Seeing them at work was a surprise. First, of course, because of how quick, precise and collectively collaborative they were. Second, because of the fact of a minor relevance maybe – at the very first listening they were already playing along with the pieces. But I do believe it is something more than just tuning in to the originals. Many days after everything was done, Agnieszka Tarasiuk told me about her conversation with Maurice de Martin. He was supposed to say that reworking of the electronic pieces presupposes forgetting them at certain point. That is partly what working by ears could mean, I guess – in contrast to reading the score. But maybe there is also another part to it – the fact that zeitkratzer’s versions are becoming covers in the most literal meaning of the word. This meaning is not playing the same pieces but in a different way. It is placing the originals underneath to forget them – making them mute but letting them shape the surface precisely. This is why an attempt to be as close as possible I find crucial here. For me, it is about trying to confine everything to the cover. Electronic music always takes a risk of having some strings attached; depth accessible only to its author, something to be revealed which is simply a black box of its making. You remember all the “new concepts of music making” and “new sonorities” from the interviews with composers, history books or passage above? With zeitkratzer – a question of the making is gone, despite the fact that you probably have no clue what kind of instrumental techniques were in use. The question disappears, I think, because the music has a live stamp on it; even if does not resemble anything else, it is practice – all handmade, on or rather in the cover, just as it is being done, almost visible or touchable as you hear it. You need no further excuse or insight. It is a truly surface music.

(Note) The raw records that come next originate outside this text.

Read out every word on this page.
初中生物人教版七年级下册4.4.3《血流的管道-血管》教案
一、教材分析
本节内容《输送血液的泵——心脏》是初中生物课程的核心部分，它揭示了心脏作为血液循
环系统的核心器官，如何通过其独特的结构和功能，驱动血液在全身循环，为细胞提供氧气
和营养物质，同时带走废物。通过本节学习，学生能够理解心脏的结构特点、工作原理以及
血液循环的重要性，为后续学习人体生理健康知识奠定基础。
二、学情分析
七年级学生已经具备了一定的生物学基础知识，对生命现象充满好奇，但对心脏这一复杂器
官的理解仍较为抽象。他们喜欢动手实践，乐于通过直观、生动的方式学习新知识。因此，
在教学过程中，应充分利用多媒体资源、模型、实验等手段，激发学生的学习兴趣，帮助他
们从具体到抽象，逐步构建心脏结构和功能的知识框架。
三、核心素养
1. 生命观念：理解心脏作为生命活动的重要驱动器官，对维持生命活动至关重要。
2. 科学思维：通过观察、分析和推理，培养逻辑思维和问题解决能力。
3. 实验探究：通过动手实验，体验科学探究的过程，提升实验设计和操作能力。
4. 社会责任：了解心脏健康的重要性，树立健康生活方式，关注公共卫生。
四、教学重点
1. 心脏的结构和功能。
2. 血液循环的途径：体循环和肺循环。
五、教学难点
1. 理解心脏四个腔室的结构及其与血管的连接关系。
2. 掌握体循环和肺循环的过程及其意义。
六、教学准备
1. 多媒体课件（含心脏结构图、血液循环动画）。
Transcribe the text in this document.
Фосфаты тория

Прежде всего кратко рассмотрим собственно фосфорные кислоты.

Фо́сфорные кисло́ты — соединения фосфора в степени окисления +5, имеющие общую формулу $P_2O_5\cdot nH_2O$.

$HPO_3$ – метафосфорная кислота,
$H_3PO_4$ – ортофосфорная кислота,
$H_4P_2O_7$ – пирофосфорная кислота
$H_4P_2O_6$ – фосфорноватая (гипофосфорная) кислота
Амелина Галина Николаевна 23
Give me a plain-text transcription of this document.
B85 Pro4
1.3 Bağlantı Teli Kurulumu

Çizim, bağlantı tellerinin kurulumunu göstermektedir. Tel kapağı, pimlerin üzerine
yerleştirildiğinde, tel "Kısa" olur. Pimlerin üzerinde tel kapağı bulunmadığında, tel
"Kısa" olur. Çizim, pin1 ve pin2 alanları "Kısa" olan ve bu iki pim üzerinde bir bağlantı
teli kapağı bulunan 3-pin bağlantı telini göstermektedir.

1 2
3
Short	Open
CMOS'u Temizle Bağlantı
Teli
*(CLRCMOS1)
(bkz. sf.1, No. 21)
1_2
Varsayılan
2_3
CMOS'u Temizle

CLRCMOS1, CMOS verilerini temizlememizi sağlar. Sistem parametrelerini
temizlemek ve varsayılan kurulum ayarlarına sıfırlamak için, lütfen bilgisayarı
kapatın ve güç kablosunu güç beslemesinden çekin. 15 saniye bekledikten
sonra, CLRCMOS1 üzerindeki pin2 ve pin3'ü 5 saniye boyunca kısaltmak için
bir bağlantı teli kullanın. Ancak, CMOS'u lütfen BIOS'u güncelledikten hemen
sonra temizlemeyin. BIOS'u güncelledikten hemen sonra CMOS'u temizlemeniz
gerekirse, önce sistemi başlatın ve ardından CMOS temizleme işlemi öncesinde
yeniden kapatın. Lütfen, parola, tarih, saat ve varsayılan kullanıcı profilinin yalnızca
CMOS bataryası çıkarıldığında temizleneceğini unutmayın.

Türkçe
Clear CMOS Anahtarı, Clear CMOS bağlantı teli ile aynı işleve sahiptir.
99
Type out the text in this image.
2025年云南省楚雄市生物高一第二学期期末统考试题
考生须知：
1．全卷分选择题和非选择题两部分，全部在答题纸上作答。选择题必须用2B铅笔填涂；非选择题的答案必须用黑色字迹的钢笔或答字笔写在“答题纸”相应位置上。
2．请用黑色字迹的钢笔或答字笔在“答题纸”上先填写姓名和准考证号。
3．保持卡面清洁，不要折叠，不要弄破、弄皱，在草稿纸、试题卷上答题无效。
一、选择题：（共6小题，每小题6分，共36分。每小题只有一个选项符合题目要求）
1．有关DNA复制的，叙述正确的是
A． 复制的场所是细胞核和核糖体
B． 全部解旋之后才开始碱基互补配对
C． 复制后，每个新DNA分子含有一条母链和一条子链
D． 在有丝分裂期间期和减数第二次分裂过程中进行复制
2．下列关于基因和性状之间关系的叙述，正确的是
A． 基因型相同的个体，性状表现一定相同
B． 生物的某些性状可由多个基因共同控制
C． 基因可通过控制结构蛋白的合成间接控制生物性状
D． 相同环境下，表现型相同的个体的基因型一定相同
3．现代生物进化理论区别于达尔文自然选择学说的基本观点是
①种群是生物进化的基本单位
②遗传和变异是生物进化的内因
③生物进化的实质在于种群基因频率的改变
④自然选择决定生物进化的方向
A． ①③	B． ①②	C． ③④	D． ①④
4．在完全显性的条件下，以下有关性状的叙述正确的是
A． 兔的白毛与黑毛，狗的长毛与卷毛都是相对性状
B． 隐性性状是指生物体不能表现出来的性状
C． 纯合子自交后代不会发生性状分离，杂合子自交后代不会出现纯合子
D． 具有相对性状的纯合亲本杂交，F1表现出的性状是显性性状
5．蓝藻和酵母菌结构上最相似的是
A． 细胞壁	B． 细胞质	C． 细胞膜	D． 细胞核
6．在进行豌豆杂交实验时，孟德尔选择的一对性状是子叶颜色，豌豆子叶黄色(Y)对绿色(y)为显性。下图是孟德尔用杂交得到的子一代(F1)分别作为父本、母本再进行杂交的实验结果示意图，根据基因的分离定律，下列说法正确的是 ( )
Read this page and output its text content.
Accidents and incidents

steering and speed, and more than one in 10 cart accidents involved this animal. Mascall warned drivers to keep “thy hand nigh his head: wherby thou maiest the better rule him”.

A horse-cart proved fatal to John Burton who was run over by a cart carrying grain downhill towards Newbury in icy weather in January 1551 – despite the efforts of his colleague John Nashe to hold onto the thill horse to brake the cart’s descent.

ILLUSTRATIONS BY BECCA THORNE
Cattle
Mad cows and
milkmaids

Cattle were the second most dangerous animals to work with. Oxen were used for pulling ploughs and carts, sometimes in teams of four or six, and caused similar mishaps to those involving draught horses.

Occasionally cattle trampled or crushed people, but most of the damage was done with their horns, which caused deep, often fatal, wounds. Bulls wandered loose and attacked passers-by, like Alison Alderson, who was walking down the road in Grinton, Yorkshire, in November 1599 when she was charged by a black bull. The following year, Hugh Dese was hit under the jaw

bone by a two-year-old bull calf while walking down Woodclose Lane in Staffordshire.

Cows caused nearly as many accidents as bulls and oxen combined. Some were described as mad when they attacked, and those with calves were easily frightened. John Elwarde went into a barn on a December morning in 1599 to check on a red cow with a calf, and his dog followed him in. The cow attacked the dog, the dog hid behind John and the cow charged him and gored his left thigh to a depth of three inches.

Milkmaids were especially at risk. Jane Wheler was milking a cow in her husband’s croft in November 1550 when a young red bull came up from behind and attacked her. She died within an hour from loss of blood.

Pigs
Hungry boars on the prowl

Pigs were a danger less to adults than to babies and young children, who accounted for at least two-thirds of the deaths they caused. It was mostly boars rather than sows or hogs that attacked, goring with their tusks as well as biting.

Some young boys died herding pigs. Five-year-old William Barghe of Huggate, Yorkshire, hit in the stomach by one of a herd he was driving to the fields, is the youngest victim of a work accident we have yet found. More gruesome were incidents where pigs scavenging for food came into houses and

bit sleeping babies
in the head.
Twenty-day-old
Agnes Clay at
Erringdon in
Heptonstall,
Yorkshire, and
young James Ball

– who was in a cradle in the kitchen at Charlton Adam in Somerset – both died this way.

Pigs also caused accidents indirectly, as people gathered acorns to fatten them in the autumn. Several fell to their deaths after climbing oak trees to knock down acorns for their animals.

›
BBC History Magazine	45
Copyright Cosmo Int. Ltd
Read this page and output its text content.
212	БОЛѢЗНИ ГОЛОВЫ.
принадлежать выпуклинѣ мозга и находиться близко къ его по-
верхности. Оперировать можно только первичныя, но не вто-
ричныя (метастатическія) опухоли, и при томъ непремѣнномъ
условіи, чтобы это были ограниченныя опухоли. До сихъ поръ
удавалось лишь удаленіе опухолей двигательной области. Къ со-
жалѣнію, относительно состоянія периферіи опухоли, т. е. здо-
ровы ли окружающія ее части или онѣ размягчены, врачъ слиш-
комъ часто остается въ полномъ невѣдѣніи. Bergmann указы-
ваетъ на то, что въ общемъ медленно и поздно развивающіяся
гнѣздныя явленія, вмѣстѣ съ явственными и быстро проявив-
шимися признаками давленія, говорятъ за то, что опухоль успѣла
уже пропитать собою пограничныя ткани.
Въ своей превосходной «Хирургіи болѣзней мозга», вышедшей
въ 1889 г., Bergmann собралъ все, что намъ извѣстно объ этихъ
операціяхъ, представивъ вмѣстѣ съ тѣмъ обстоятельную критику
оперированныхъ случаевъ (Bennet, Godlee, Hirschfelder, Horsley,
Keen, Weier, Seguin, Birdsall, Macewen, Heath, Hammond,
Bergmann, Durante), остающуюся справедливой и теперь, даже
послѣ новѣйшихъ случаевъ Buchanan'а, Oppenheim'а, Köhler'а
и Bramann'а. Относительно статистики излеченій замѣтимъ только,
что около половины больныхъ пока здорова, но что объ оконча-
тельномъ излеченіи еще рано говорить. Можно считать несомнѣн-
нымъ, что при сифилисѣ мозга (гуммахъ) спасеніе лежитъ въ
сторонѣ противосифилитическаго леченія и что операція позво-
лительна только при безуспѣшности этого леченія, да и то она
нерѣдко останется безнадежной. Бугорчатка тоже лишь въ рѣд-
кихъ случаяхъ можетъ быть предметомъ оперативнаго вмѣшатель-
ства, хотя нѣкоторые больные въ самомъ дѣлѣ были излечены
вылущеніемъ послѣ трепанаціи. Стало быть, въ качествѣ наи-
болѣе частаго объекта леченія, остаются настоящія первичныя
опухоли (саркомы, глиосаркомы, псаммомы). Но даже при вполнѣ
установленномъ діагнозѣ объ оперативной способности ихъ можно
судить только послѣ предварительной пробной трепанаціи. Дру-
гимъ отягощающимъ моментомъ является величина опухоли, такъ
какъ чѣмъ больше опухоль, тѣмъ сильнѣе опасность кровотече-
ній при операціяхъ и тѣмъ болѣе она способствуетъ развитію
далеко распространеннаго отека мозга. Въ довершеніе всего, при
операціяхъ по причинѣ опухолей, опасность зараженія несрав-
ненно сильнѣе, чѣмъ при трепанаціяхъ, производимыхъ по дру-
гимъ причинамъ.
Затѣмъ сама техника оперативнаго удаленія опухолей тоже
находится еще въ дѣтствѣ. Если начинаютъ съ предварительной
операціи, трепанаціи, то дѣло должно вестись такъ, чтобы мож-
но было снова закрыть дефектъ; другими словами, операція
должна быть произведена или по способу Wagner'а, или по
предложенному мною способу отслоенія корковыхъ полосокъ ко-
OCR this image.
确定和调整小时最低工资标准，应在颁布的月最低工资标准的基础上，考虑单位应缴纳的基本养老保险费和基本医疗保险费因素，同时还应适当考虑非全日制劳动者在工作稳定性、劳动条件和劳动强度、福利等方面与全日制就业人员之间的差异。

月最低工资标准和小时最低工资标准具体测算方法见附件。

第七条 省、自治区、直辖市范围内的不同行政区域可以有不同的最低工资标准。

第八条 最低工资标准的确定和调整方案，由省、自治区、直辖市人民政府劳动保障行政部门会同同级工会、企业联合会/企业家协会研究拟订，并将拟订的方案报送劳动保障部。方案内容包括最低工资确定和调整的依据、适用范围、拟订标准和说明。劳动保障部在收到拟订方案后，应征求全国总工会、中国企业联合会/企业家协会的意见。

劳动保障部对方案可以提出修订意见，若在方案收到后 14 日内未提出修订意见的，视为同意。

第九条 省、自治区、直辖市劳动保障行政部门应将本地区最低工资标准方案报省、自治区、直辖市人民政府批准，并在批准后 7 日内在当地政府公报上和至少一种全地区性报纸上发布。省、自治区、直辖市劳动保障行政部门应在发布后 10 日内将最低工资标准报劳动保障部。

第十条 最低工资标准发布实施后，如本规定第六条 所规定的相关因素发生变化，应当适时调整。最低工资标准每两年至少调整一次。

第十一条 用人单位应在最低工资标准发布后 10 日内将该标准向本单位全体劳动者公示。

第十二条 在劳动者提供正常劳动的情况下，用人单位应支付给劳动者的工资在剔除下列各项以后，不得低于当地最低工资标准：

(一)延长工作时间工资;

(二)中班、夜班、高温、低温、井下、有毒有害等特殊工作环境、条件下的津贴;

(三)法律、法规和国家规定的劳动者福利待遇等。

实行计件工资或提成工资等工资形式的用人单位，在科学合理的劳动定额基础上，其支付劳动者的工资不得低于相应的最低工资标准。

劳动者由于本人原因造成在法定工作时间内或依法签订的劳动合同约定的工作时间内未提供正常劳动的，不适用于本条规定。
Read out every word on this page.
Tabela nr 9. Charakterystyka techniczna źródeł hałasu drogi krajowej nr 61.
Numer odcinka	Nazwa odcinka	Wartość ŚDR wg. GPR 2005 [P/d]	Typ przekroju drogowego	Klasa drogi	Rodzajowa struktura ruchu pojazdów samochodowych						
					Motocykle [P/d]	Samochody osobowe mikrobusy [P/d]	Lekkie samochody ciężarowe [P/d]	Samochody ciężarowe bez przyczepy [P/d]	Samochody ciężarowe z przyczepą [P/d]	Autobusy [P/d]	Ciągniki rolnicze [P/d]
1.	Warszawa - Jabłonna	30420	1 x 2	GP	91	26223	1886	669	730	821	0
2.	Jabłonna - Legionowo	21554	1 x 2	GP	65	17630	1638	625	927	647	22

And this is how, I guess, instrumental music can make the electronic one naked, again.

Instrumental but not acoustic. This is not an old argument of live VS manipulated. There is a pair of hands at work here which is slightly more difficult to hear. But it is through Ralf Meinz’s hands that you hear brass whispering breaths becoming howling bursts. Or strings bowing on bridge becoming moving rocks. You might get a slight taste of disorientation but given as (almost) natural. A truly acousmatic music? If so, it is because the electronic element – new sonorities, re-functioning of the instruments, bizarre textures – is transparent, with no content of its own. The only content is the surface of the instruments. “What is most deep is the skin”.